Numerous studies showed that multiple domains of psychosocial functioning are affected by LBP experience such as social relationships, self-esteem, mood and affect, social roles, family duties, life satisfaction, and independence in satisfying one’s own needs [26]. In our study among medical students, LBP mostly affects their sleeping quality and walking. The study conducted at four universities in Poland indicates that LBP interferes with or limits daily activities of the students, such as sitting, standing, or physical activity [27], and according to this study, LBP influences sleeping in 17.7% of participants and walking in 12.8% which is very similar to the results of our study. Also, LBP experience affects medical students’ mood, and most of them make worry. Therefore, it is necessary to organize physical education classes at least three times a week or daily at the faculty, as well as educational programs that theaches practical information about body mechanics and how to protect the back.

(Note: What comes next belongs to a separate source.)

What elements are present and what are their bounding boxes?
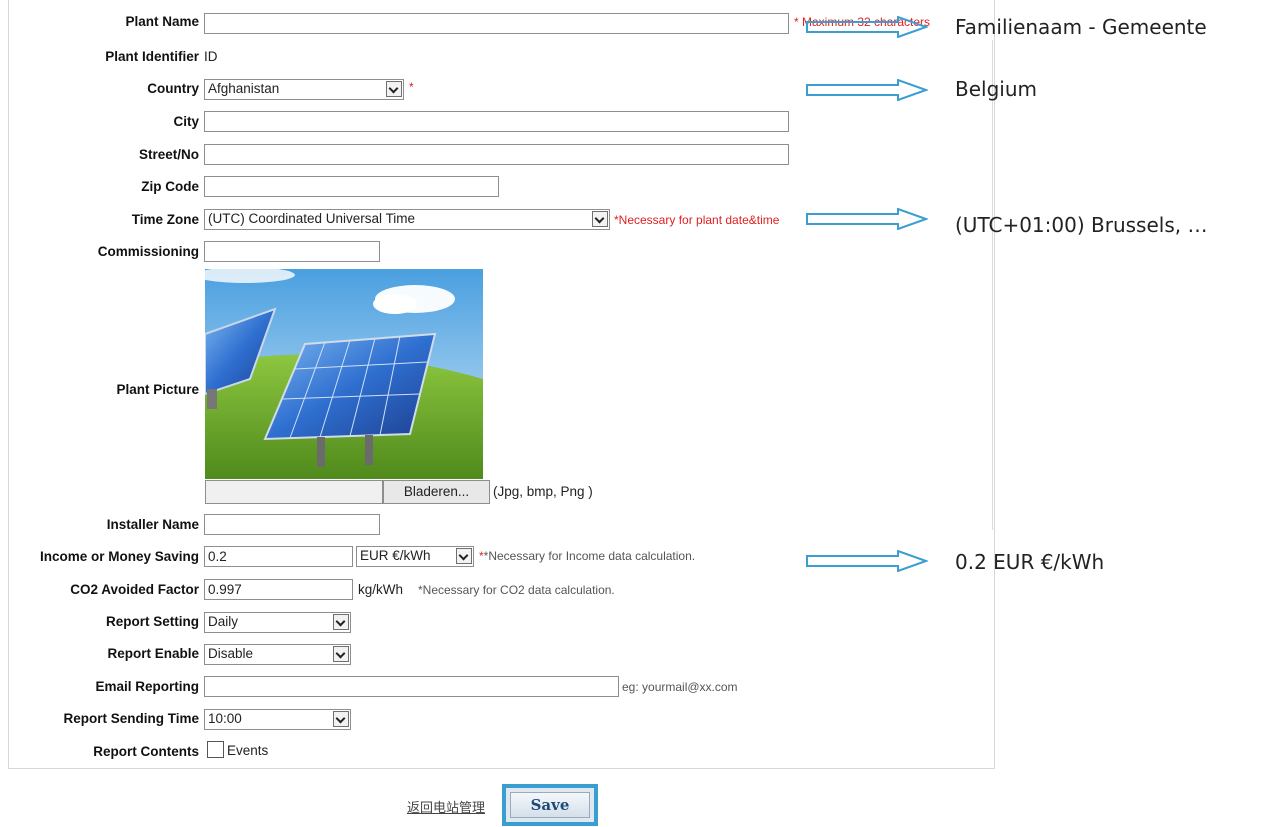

Our study has several limitations. The study participants were fourth year medical students on clinical training, and therefore, it was not possible to make a comparison among students of all six study years. Also, the survey has been undertaken in only one institution and should be expanded to include medical students from other universities in the country. Data about the experience of LBP, potential triggers, and impact of pain on daily functioning and mood were based on self-reports, and information bias is probably present. We did not collect data about BMI, smoking habits, and physical activity which future research should take into account.

5. Conclusions

The prevalence of LBP is high among Belgrade medical students and significantly affects their everyday functioning and mood. Female students have significantly higher 12-month and lifetime prevalence of LBP, compared to males.

Conflicts of Interest

The authors declare that they have no conflicts of interest.

Acknowledgments

This work was supported by the Ministry of Education and Science, Serbia, through Contract no. 175042 (2011–2017).